El capital acostumbraba vendernos visiones del mañana. En la Feria Mundial de Nueva York en 1939, las corporaciones exhibieron nuevas tecnologías: nylon, aire acondicionado, lámparas fluorescentes, y el impresionante View-Master. Pero más que productos, lo que se ofreció en un ambiente marcado por la post-Gran Depresión y a punto de iniciar una guerra mundial fue el ideal de una clase media asociada al descanso y la abundancia. El paseo por Futurama llevaba a los asistentes por versiones en miniatura de paisajes completamente alterados, los cuales mostraban nuevos rascacielos y proyectos en desarrollo: el mundo del futuro. Era una manera visceral de renovar la fe en el capitalismo.
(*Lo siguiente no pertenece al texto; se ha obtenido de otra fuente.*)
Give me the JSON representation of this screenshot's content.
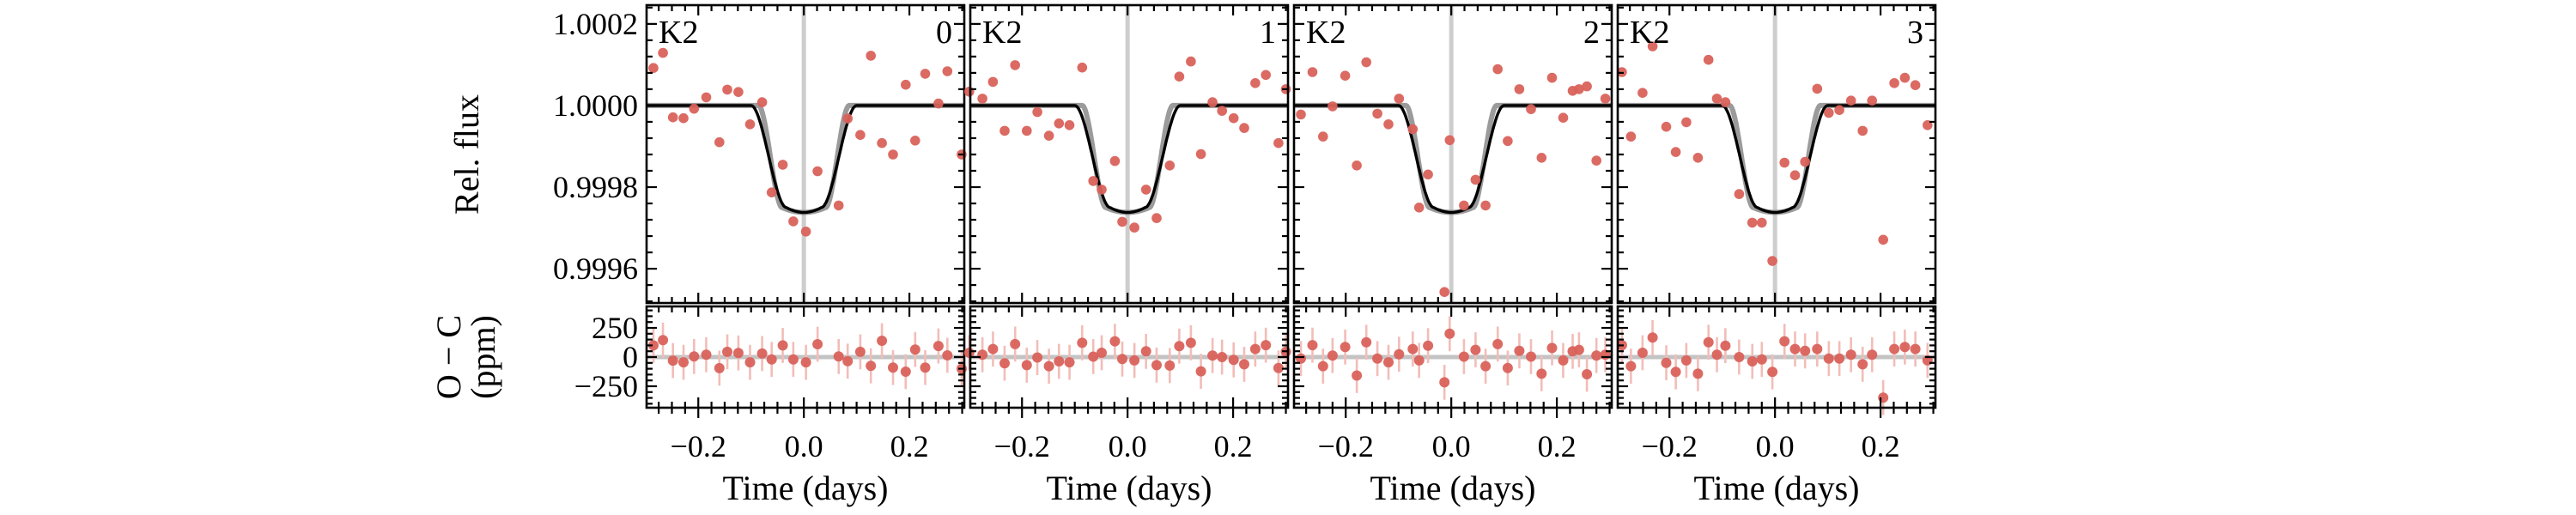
{
  "labels": {
    "instrument": "K2",
    "oc_line1": "O − C",
    "oc_line2": "(ppm)"
  },
  "colors": {
    "point": "#d9625b",
    "errorbar": "#f2bdb8",
    "model_fit": "#000000",
    "model_true": "#9b9b9b",
    "guide": "#cdcdcd",
    "zero_line": "#c3c3c3",
    "axis": "#000000"
  },
  "chart_data": {
    "type": "scatter",
    "title": "",
    "xlabel": "Time (days)",
    "ylabel_top": "Rel. flux",
    "ylabel_bottom": "O − C (ppm)",
    "legend": "none",
    "grid": false,
    "xlim": [
      -0.298,
      0.304
    ],
    "x_ticks": [
      -0.2,
      0.0,
      0.2
    ],
    "x_tick_labels": [
      "−0.2",
      "0.0",
      "0.2"
    ],
    "x_minor_step": 0.025,
    "flux_ylim": [
      0.999516,
      1.000246
    ],
    "flux_ticks": [
      1.0002,
      1.0,
      0.9998,
      0.9996
    ],
    "flux_tick_labels": [
      "1.0002",
      "1.0000",
      "0.9998",
      "0.9996"
    ],
    "flux_minor_step": 4e-05,
    "resid_ylim_ppm": [
      -434,
      434
    ],
    "resid_ticks_ppm": [
      250,
      0,
      -250
    ],
    "resid_tick_labels": [
      "250",
      "0",
      "−250"
    ],
    "resid_minor_step_ppm": 50,
    "errorbar_ppm": 150,
    "models": {
      "fit": {
        "total_dur": 0.2,
        "flat_dur": 0.066,
        "depth_ppm": 262,
        "bottom_curve_ppm": 12
      },
      "true": {
        "total_dur": 0.172,
        "flat_dur": 0.082,
        "depth_ppm": 262,
        "bottom_curve_ppm": 12
      }
    },
    "panels": [
      {
        "label": "0",
        "source": "K2",
        "points": [
          {
            "t": -0.285,
            "flux": 1.000092,
            "oc": 100
          },
          {
            "t": -0.267,
            "flux": 1.000129,
            "oc": 145
          },
          {
            "t": -0.248,
            "flux": 0.999971,
            "oc": -30
          },
          {
            "t": -0.228,
            "flux": 0.999969,
            "oc": -45
          },
          {
            "t": -0.208,
            "flux": 0.999992,
            "oc": 5
          },
          {
            "t": -0.185,
            "flux": 1.00002,
            "oc": 20
          },
          {
            "t": -0.16,
            "flux": 0.99991,
            "oc": -95
          },
          {
            "t": -0.145,
            "flux": 1.000039,
            "oc": 45
          },
          {
            "t": -0.124,
            "flux": 1.000033,
            "oc": 35
          },
          {
            "t": -0.102,
            "flux": 0.999954,
            "oc": -45
          },
          {
            "t": -0.079,
            "flux": 1.000008,
            "oc": 30
          },
          {
            "t": -0.061,
            "flux": 0.999787,
            "oc": -20
          },
          {
            "t": -0.04,
            "flux": 0.999855,
            "oc": 100
          },
          {
            "t": -0.02,
            "flux": 0.999716,
            "oc": -20
          },
          {
            "t": 0.004,
            "flux": 0.999691,
            "oc": -45
          },
          {
            "t": 0.026,
            "flux": 0.999839,
            "oc": 110
          },
          {
            "t": 0.066,
            "flux": 0.999755,
            "oc": 5
          },
          {
            "t": 0.083,
            "flux": 0.999968,
            "oc": -35
          },
          {
            "t": 0.107,
            "flux": 0.999928,
            "oc": 45
          },
          {
            "t": 0.127,
            "flux": 1.000122,
            "oc": -75
          },
          {
            "t": 0.148,
            "flux": 0.999908,
            "oc": 140
          },
          {
            "t": 0.169,
            "flux": 0.99988,
            "oc": -90
          },
          {
            "t": 0.193,
            "flux": 1.000051,
            "oc": -125
          },
          {
            "t": 0.211,
            "flux": 0.999914,
            "oc": 65
          },
          {
            "t": 0.23,
            "flux": 1.000078,
            "oc": -90
          },
          {
            "t": 0.255,
            "flux": 1.000005,
            "oc": 95
          },
          {
            "t": 0.272,
            "flux": 1.000084,
            "oc": 15
          },
          {
            "t": 0.299,
            "flux": 0.99988,
            "oc": -100
          }
        ]
      },
      {
        "label": "1",
        "source": "K2",
        "points": [
          {
            "t": -0.3,
            "flux": 1.000034,
            "oc": 37
          },
          {
            "t": -0.275,
            "flux": 1.000017,
            "oc": 20
          },
          {
            "t": -0.255,
            "flux": 1.000058,
            "oc": 69
          },
          {
            "t": -0.233,
            "flux": 0.999938,
            "oc": -53
          },
          {
            "t": -0.213,
            "flux": 1.000099,
            "oc": 111
          },
          {
            "t": -0.191,
            "flux": 0.999938,
            "oc": -69
          },
          {
            "t": -0.171,
            "flux": 0.999984,
            "oc": -4
          },
          {
            "t": -0.149,
            "flux": 0.999926,
            "oc": -78
          },
          {
            "t": -0.13,
            "flux": 0.999956,
            "oc": -37
          },
          {
            "t": -0.11,
            "flux": 0.999952,
            "oc": -45
          },
          {
            "t": -0.086,
            "flux": 1.000093,
            "oc": 122
          },
          {
            "t": -0.065,
            "flux": 0.999815,
            "oc": 4
          },
          {
            "t": -0.049,
            "flux": 0.999794,
            "oc": 37
          },
          {
            "t": -0.024,
            "flux": 0.999864,
            "oc": 135
          },
          {
            "t": -0.01,
            "flux": 0.999715,
            "oc": -17
          },
          {
            "t": 0.013,
            "flux": 0.999701,
            "oc": -29
          },
          {
            "t": 0.035,
            "flux": 0.999794,
            "oc": 49
          },
          {
            "t": 0.055,
            "flux": 0.999724,
            "oc": -69
          },
          {
            "t": 0.08,
            "flux": 0.999853,
            "oc": -73
          },
          {
            "t": 0.098,
            "flux": 1.000071,
            "oc": 94
          },
          {
            "t": 0.12,
            "flux": 1.000108,
            "oc": 122
          },
          {
            "t": 0.139,
            "flux": 0.999881,
            "oc": -122
          },
          {
            "t": 0.161,
            "flux": 1.000008,
            "oc": 13
          },
          {
            "t": 0.179,
            "flux": 0.999987,
            "oc": 0
          },
          {
            "t": 0.201,
            "flux": 0.999969,
            "oc": -24
          },
          {
            "t": 0.221,
            "flux": 0.999945,
            "oc": -62
          },
          {
            "t": 0.242,
            "flux": 1.000055,
            "oc": 69
          },
          {
            "t": 0.262,
            "flux": 1.000075,
            "oc": 102
          },
          {
            "t": 0.286,
            "flux": 0.999908,
            "oc": -94
          },
          {
            "t": 0.3,
            "flux": 1.00004,
            "oc": 45
          }
        ]
      },
      {
        "label": "2",
        "source": "K2",
        "points": [
          {
            "t": -0.285,
            "flux": 0.999978,
            "oc": -13
          },
          {
            "t": -0.263,
            "flux": 1.000082,
            "oc": 102
          },
          {
            "t": -0.243,
            "flux": 0.999924,
            "oc": -78
          },
          {
            "t": -0.225,
            "flux": 0.999998,
            "oc": 13
          },
          {
            "t": -0.201,
            "flux": 1.000073,
            "oc": 86
          },
          {
            "t": -0.179,
            "flux": 0.999853,
            "oc": -158
          },
          {
            "t": -0.161,
            "flux": 1.000106,
            "oc": 127
          },
          {
            "t": -0.14,
            "flux": 0.99998,
            "oc": -13
          },
          {
            "t": -0.119,
            "flux": 0.999954,
            "oc": -45
          },
          {
            "t": -0.099,
            "flux": 1.000017,
            "oc": 24
          },
          {
            "t": -0.073,
            "flux": 0.999942,
            "oc": 69
          },
          {
            "t": -0.061,
            "flux": 0.99975,
            "oc": -29
          },
          {
            "t": -0.044,
            "flux": 0.999831,
            "oc": 98
          },
          {
            "t": -0.013,
            "flux": 0.999543,
            "oc": -216
          },
          {
            "t": -0.003,
            "flux": 0.999915,
            "oc": 200
          },
          {
            "t": 0.024,
            "flux": 0.999755,
            "oc": 4
          },
          {
            "t": 0.046,
            "flux": 0.999818,
            "oc": 62
          },
          {
            "t": 0.065,
            "flux": 0.999755,
            "oc": -78
          },
          {
            "t": 0.088,
            "flux": 1.000089,
            "oc": 111
          },
          {
            "t": 0.107,
            "flux": 0.999913,
            "oc": -94
          },
          {
            "t": 0.129,
            "flux": 1.00004,
            "oc": 53
          },
          {
            "t": 0.151,
            "flux": 0.999991,
            "oc": 4
          },
          {
            "t": 0.171,
            "flux": 0.999872,
            "oc": -143
          },
          {
            "t": 0.191,
            "flux": 1.000068,
            "oc": 78
          },
          {
            "t": 0.212,
            "flux": 0.99997,
            "oc": -29
          },
          {
            "t": 0.23,
            "flux": 1.000036,
            "oc": 49
          },
          {
            "t": 0.242,
            "flux": 1.00004,
            "oc": 62
          },
          {
            "t": 0.257,
            "flux": 1.000047,
            "oc": -147
          },
          {
            "t": 0.275,
            "flux": 0.999865,
            "oc": 13
          },
          {
            "t": 0.292,
            "flux": 1.000017,
            "oc": 20
          }
        ]
      },
      {
        "label": "3",
        "source": "K2",
        "points": [
          {
            "t": -0.29,
            "flux": 1.000082,
            "oc": 102
          },
          {
            "t": -0.273,
            "flux": 0.999924,
            "oc": -78
          },
          {
            "t": -0.251,
            "flux": 1.000031,
            "oc": 37
          },
          {
            "t": -0.232,
            "flux": 1.000145,
            "oc": 167
          },
          {
            "t": -0.206,
            "flux": 0.999948,
            "oc": -49
          },
          {
            "t": -0.188,
            "flux": 0.999886,
            "oc": -127
          },
          {
            "t": -0.168,
            "flux": 0.999959,
            "oc": -29
          },
          {
            "t": -0.146,
            "flux": 0.999872,
            "oc": -143
          },
          {
            "t": -0.126,
            "flux": 1.000112,
            "oc": 127
          },
          {
            "t": -0.11,
            "flux": 1.000017,
            "oc": 20
          },
          {
            "t": -0.094,
            "flux": 1.000008,
            "oc": 98
          },
          {
            "t": -0.068,
            "flux": 0.999783,
            "oc": 0
          },
          {
            "t": -0.043,
            "flux": 0.999713,
            "oc": -37
          },
          {
            "t": -0.025,
            "flux": 0.999713,
            "oc": -20
          },
          {
            "t": -0.005,
            "flux": 0.999619,
            "oc": -127
          },
          {
            "t": 0.018,
            "flux": 0.99986,
            "oc": 135
          },
          {
            "t": 0.038,
            "flux": 0.999829,
            "oc": 69
          },
          {
            "t": 0.057,
            "flux": 0.999862,
            "oc": 53
          },
          {
            "t": 0.08,
            "flux": 1.000041,
            "oc": 69
          },
          {
            "t": 0.102,
            "flux": 0.999982,
            "oc": -13
          },
          {
            "t": 0.122,
            "flux": 0.999989,
            "oc": -13
          },
          {
            "t": 0.144,
            "flux": 1.000012,
            "oc": 20
          },
          {
            "t": 0.166,
            "flux": 0.999938,
            "oc": -62
          },
          {
            "t": 0.184,
            "flux": 1.000012,
            "oc": 20
          },
          {
            "t": 0.205,
            "flux": 0.999671,
            "oc": -347
          },
          {
            "t": 0.226,
            "flux": 1.000055,
            "oc": 69
          },
          {
            "t": 0.246,
            "flux": 1.000068,
            "oc": 86
          },
          {
            "t": 0.266,
            "flux": 1.00005,
            "oc": 69
          },
          {
            "t": 0.289,
            "flux": 0.999952,
            "oc": -29
          }
        ]
      }
    ]
  }
}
En la víspera de la Segunda Guerra Mundial, parte de esta visión se hizo realidad. El capitalismo floreció nuevamente y, aun con ciertas disparidades, los trabajadores norteamericanos hicieron notables progresos. Presionado desde abajo, el estado fue administrado –no destruido- por reformadores, y el compromiso de clase, no la lucha de clases, aceleró el crecimiento económico y brindó una prosperidad difícil de imaginar.
La explotación y opresión no desaparecieron, pero el sistema parecía no solo poderoso y dinámico sino que podía reconciliarse con los ideales democráticos. El progreso, no obstante, estaba en retirada. La social democracia enfrentó la crisis estructural de los años 1970, que Michael Kalecki, autor the The Political Aspects of Full Employment, había vaticinado décadas atrás. Las altas tasas de empleo y la protección brindada por el estado de bienestar no calmaban a los trabajadores sino que motivaban a incrementar sus demandas salariales. Los capitalistas se mantuvieron unidos en los buenos tiempos, pero con la estanflación (stagflation) –la intersección de bajo crecimiento con inflación al alza- y el embargo de la OPEC, se abrió una nueva crisis.